We envision investigating in details the physicochemical properties of the compounds under various oxidation states. This fundamental study is indispensable for rationalizing the behaviour and design new generations of probes. We will also test other redox active moieties and functionalize the probes for adressing them towards biological targets (cells, vectorization). The coupling with peptides is the solution that we will use. All these results will be valorized by biological studies and of course imaging.

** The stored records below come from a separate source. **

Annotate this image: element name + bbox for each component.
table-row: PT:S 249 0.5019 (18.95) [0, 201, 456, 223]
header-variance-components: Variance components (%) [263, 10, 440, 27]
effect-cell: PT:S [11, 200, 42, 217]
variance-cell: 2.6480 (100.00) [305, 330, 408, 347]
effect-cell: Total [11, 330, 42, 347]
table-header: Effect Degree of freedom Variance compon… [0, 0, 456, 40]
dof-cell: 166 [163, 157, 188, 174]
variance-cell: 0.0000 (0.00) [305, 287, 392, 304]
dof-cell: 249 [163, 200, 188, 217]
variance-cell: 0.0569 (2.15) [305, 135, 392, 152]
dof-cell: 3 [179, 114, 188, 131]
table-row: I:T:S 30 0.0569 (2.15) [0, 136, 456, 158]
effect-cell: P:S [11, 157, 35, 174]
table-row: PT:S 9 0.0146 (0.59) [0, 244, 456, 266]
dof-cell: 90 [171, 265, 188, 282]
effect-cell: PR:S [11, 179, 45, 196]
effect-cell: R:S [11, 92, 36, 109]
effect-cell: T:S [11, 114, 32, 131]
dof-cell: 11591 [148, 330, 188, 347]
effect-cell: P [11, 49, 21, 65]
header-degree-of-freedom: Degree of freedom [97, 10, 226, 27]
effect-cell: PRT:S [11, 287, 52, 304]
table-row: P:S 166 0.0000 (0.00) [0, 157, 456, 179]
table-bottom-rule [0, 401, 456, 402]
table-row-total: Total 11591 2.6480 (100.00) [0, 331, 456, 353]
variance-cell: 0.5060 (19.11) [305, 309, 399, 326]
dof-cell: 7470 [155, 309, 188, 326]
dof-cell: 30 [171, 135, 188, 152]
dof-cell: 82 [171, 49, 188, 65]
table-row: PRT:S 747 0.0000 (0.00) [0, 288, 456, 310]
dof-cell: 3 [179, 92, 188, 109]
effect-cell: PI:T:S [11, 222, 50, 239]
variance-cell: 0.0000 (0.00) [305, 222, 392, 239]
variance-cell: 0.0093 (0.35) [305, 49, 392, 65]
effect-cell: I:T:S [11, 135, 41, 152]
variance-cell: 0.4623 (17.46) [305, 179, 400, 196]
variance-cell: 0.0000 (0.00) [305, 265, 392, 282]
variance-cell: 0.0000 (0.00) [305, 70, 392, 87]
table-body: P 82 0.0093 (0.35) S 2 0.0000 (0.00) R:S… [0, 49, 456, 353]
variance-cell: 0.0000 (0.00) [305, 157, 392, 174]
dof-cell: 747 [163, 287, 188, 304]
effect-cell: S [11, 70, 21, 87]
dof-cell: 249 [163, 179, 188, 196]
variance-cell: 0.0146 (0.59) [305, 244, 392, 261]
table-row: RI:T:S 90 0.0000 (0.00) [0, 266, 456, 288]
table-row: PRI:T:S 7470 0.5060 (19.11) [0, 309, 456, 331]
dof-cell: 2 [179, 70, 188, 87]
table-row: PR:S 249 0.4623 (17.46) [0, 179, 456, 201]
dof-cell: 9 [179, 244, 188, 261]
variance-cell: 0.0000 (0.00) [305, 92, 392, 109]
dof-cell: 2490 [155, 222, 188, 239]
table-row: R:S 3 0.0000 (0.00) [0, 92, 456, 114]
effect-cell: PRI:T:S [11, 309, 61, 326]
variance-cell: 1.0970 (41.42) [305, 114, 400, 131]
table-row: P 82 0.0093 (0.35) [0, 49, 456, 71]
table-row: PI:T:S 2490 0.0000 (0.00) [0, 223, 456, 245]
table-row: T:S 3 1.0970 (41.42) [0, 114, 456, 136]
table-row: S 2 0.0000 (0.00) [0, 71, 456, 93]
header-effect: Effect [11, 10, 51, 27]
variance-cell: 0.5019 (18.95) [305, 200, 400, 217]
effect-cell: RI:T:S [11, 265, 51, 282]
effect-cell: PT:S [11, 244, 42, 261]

1. J. K. Molloy, C. Philouze, L. Fedele, D. Imbert, O. Jarjayes and F. Thomas, «Seven-coordinate lanthanide complexes with a tripodal redox active ligand: structural, electrochemical and spectroscopic investigations« Dalton Trans., 2018, 47, 10742-10751 [on invitation, special issue “Europe: New Talents 2018”]
2. J. K. Molloy, L. Fedele, O. Jarjayes, C. Philouze, D. Imbert and F. Thomas, «Structural and spectroscopic investigations of redox active seven coordinate luminescent lanthanide complexes« Inorg. Chim. Acta, 2018, 483, 609-617

This project targets the synthesis of lanthanide(III) complexes with redox-sensitive ligands for monitoring of the redox status. A major downstream application is the non-invasive preclinical and biomedical imaging. We hypothesize that a change in the redox state of the ligand will influence both the lanthanide-based luminescence and the relaxation times (coordinated water molecules) for magnetic resonance imaging (MRI). Thus, the ligand will be the probe of the redox-status and the lanthanide will be the reporter. Polydentate ligands appended by pro-phenoxyl, pro-iminosemiquinonate and nitronyl nitroxide units will be prepared and chelated to a series of lanthanide ions: TbIII, EuIII for luminescence detection in the visible region, NdIII and YbIII for a luminescence in the NIR region and GdIII for application as contrast agents. The stability constants of the complexes will be determined and structural characterizations will be conducted. With the aim of improving the solubility and targeting the ligands will be appended by cell penetrating peptides or integrin recognition peptides. The operating potentials of the probes will be next investigated by electrochemical techniques (cyclic voltammetry, electrolysis). The complexes under their different redox states (radical or not) will be prepared both electrochemically and in vitro with biologically relevant reactants, and characterized by luminescence and relaxometric techniques. Having established that the oxidation state of the complexes could be monitored by luminescence and relaxivity, biological studies will be undertaken. They include MTT assays in order to ensure that the probes are non-toxic. Further in cellulo luminescence measurements (2D/3Dfluorescence microscopy) and relaxivity studies will be conducted on cells under various redox status (oxidative stress or hypoxia) for assessing the sensitivity of the probes. Finally, a thorough investigation of the magnetic coupling between the ligand radical and the lanthanide ions will give us major insight onto the operating mode of the complexes.